Se ci fermasse ai commenti sull’ultima manovra economica con la Legge di bilancio per il 2020 non si arriverebbe molto lontano nel capire quale direzione abbia preso la politica fiscale. Per la maggioranza la pressione fiscale è stata ridotta, è stato evitato l’aumento dell’Iva che sarebbe scattato con le clausole di salvaguardia, è stato abbassato il cuneo fiscale in modo da aumentare il salario netto dei lavoratori. Per l’opposizione la manovra è stata “tasse e manette” dato che ha introdotto nuove imposte, ha aperto la strada al carcere anche per i piccoli evasori, ha cercato di racimolare risorse colpendo a destra e a manca dove possibile.
La verità non sta nel mezzo, ma sta da un’altra parte, soprattutto perché un giudizio sommario sarebbe sostanzialmente improprio. La manovra è arrivata all’approvazione finale dopo tanti piccoli aggiustamenti, con novità che si sono ridimensionate lungo il cammino, con scontri sotterranei tra la razionalità e l’ideologia.
Il dato di fondo tuttavia è che si è perso di vista la logica della politica fiscale che dovrebbe essere prelevare in maniera equa e semplice parte del reddito dei cittadini e delle imprese per finanziare i servizi che lo Stato fornisce in maniera il più possibile giusta ed equilibrata. Invece il fisco è stato visto come un’arma per combattere i privilegi, o i presunti tali come le auto aziendali (fino a quando qualcuno è riuscito a spiegare che le auto aziendali sono uno strumento di lavoro e non di piacere e che alzare le tasse avrebbe avuto ripercussioni negative ben maggiori del gettito atteso). Oppure per indirizzare in maniera salutistica le scelte dei cittadini tassando gli zuccheri perché fanno male alla salute. Oppure ancora per combattere l’inquinamento da plastica con nuove tasse sugli imballaggi. Tutti obiettivi, magari meritori, ma che nulla hanno a che fare con una corretta politica fiscale.
Il problema di fondo è che il sistema fiscale italiano è arrivato al 2020 non sulla base di un disegno realistico e organico, ma per approssimazioni successive, tentativi di semplificazione, aggiunte e modifiche peraltro senza alcuna stabilità: basti pensare che in tre anni il regime dell’Iva è cambiato tre volte.

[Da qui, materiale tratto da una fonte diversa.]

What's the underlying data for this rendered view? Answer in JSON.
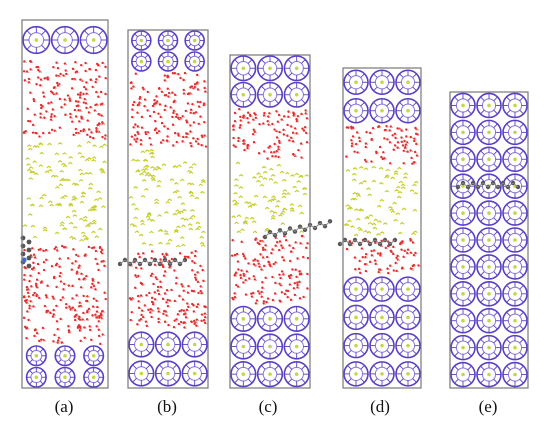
{
  "figure": {
    "panels": [
      {
        "label": "(a)",
        "layers": [
          "zeolite",
          "water",
          "oil",
          "water",
          "zeolite"
        ],
        "molecule": "left-edge-vertical"
      },
      {
        "label": "(b)",
        "layers": [
          "zeolite",
          "water",
          "oil",
          "water",
          "zeolite"
        ],
        "molecule": "left-horizontal"
      },
      {
        "label": "(c)",
        "layers": [
          "zeolite",
          "water",
          "oil",
          "water",
          "zeolite"
        ],
        "molecule": "oil-water-interface-diagonal"
      },
      {
        "label": "(d)",
        "layers": [
          "zeolite",
          "water",
          "oil",
          "water",
          "zeolite"
        ],
        "molecule": "oil-water-interface-horizontal"
      },
      {
        "label": "(e)",
        "layers": [
          "zeolite"
        ],
        "molecule": "inside-zeolite"
      }
    ],
    "colors": {
      "zeolite_ring": "#5b3fc4",
      "zeolite_accent": "#8a7ad8",
      "zeolite_atom": "#c8d44a",
      "water_o": "#e03030",
      "water_h": "#f0a0a0",
      "oil": "#c6cf2e",
      "molecule": "#555555",
      "molecule_blue": "#3d6bd6",
      "box": "#777777"
    }
  }
}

Ma imboccare la strada per rendere il fisco “equo, giusto e solidale” non è facile e può assomigliare a un sogno come afferma nella copertina del suo ultimo libro Fabio Ghiselli, tra i maggiori esperti fiscali italiani: “Giù le tasse, ma con stile!” (Ed. FrancoAngeli, pagg. 234, € 25). La strada è complessa perché si parte da una situazione in cui “l’attuale complesso impositivo si contraddistingue per essere complicato e contorto con testi dei provvedimenti legislativi difficilmente leggibili e normativamente confusi”.
Le proposte si muovono lungo due direttrici. Da una parte migliorare per quanto possibile le condizioni in cui si trova a operare il fisco nel contrasto all’evasione: vanno in questo senso misure su cui si è lungo discusso come i limiti all’uso del contante. Dall’altra parte ripensare un modello di fisco in cui le imposte non siamo spezzettate in tanti piccoli o grandi segmenti, rendendo peraltro aleatoria in molti casi la progressività, ma organizzare un’imposizione sul reddito globale ponendo fine alla separazione attuale tra imposte sul lavoro e imposte sul capitale.
Senza addentrarci nei particolari tecnici, nelle proposte di Ghiselli, tutte particolarmente interessanti e correttamente provocatorie, si può trarre come conclusione che il fisco è una realtà troppo importante per la giustizia e la coesione sociale da essere lasciato nelle mani dei politici. Le ingenerose critiche ai “tecnici” al Governo hanno aperto la strada alla propaganda e all’incompetenza: una dimensione di cui l’Italia, che già non brilla come situazione economica, non ha certo bisogno.